Having studied some of the most subtle and slow modalities like feldenkrais or yin yoga to some of the most athletic and action packed like capoeira, I have the range to bring students into an internal, hypersensitive experience of themselves or an athletic, external experience. I love both aspects to self expression and exploration and approach both with a lightness and comedy that alleviates any sense of performance anxiety or pressure. Although I take the art of dance and the exploration of embodiment very seriously, I prefer not to take a dry or serious approach. Rather, I like to create some breathing room by making the quest of deeper embodiment relatable and fun. I have assembled details from each of the gifted teachers that I love and turned them into my own special flavor- Some lightheartedness from over here, some specificity from over there.

Suzee Grilley started me on my dance path, teaching me how to grain energy- passing it through my body all the way out of my fingertips. She taught me that choreography is the art of manipulating time, space, shape and motion. A lesson she passed down from her mentor Alwin Nikolais. I now find myself directing students to become sensitive to the texture or movement of their energy through their body and how they relate to others in space using time shape and motion.

I ask students to take control of their own education through exploration. One of my favorite sayings from one of my most impactful teachers Augusta Moore, (RIP), is “exploration over ambition”. I like to helpfully direct students to answer their own questions by asking them to investigate in their own private laboratories. I’ll lead students in the smallest, slowest movement patterns with their eyes closed, in a quiet and internal way. My goal is to demonstrate to them that working slowly and small is how people receive the most detail about how their body is moving and that this is how they can most easily create new sensory pathways.

I learned from my yoga teacher Paul Grilley that taking time to sit with yourself in a long hold can do wonders for not just the physical body, but also the emotional and thought bodies as well as they are all connected. He taught me that skeletal variation should be considered at every turn. Just because two people might be making what looks like the same shape on the outside doesn't mean what's happening mechanically on the inside to achieve that shape is the same. I now teach students how to find out if they are running into the end of their range of motion because of muscular tension, or compression and what the answer to that question means for them.
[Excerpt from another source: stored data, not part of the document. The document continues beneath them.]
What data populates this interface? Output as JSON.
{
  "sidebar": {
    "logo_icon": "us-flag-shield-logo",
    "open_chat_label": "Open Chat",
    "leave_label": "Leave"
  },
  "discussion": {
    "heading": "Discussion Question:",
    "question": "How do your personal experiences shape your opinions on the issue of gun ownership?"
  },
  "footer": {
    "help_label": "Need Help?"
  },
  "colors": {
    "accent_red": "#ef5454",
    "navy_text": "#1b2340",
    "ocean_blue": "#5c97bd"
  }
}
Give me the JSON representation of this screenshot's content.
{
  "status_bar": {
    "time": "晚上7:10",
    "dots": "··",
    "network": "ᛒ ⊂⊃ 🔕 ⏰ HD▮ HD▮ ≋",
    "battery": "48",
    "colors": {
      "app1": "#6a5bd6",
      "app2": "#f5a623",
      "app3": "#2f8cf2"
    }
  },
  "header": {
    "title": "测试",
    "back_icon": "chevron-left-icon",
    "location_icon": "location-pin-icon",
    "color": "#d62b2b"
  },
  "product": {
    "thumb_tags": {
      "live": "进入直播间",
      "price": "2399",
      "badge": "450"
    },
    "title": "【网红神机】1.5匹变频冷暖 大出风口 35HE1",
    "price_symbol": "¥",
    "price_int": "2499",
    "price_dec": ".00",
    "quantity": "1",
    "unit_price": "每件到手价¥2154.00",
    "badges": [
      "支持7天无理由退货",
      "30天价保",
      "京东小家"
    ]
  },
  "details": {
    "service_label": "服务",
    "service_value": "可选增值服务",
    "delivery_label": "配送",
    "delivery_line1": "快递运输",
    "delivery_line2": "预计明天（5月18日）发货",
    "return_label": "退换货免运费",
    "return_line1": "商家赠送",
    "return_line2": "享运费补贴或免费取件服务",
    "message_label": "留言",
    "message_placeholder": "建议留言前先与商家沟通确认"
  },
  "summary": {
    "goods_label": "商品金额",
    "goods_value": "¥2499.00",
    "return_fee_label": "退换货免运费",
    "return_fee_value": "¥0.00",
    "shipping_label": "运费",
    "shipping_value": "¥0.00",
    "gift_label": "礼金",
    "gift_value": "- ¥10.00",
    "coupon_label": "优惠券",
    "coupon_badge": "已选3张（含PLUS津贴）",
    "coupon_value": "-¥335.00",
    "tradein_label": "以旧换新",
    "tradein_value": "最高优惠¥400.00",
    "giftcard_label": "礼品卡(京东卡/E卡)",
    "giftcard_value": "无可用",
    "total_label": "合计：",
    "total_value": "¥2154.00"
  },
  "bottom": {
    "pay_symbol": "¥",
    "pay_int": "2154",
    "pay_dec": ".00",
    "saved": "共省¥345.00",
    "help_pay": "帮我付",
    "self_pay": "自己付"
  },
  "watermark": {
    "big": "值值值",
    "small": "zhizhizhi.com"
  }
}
Having done a cadaver dissection workshop with the infamous anatomist Gill Hedley, I can now picture what our insides look like. I learned to truly love my adipose (aka fat) tissue. I saw the beauty of our muscles and the root like systems of our nerves and veins with my own eyes. I am confident that I understand human anatomy and it is so wonderful to be able to pass on what I’ve learned. The dissection was really a before and after event for me. Although I had studied anatomy and been learning about bodies my whole life, that workshop completely changed how I think about them and blew apart some concepts I had while reinforcing others. Sharing the wonder I have of kinestheology and physiology is a passion of mine.

My capoeira teachers- Professora Suzee Grilley, Mestre Mariano Silva and Mestre Amen Santo taught me the joy of community. It’s a game that can’t be played without group participation and a common respect of the traditions of Afro-Brazilian culture. I deeply value my education about the history of African slavery in Brazil. In my capoeira curriculum students learn how to improvise with the capoeira movement vocabulary in order to play the call and response style game. This helps to create a community of brave citizens who choose to explore activation and risk taking rather than passivity. I love the sense of empowerment I can foster in students as we sing around the roda and build our muscles while playing capoeira.

As I write this, I keep flashing back to the teachers I’ve had, several of whom have passed on, and it makes me emotional to think of their little idiosyncrasies or metaphors that I now use. I love that the lessons they’ve taught me are now the ones I am teaching. The passing on of knowledge of the body is sacred to me. We only get one and it is our home for this life. I can’t think of a bigger honor than being a part of that lineage and I know I will continue to make a valuable contribution in other body oriented people's lives. And perhaps someday some of them will be incorporating my little phrases or ideas into their classrooms too.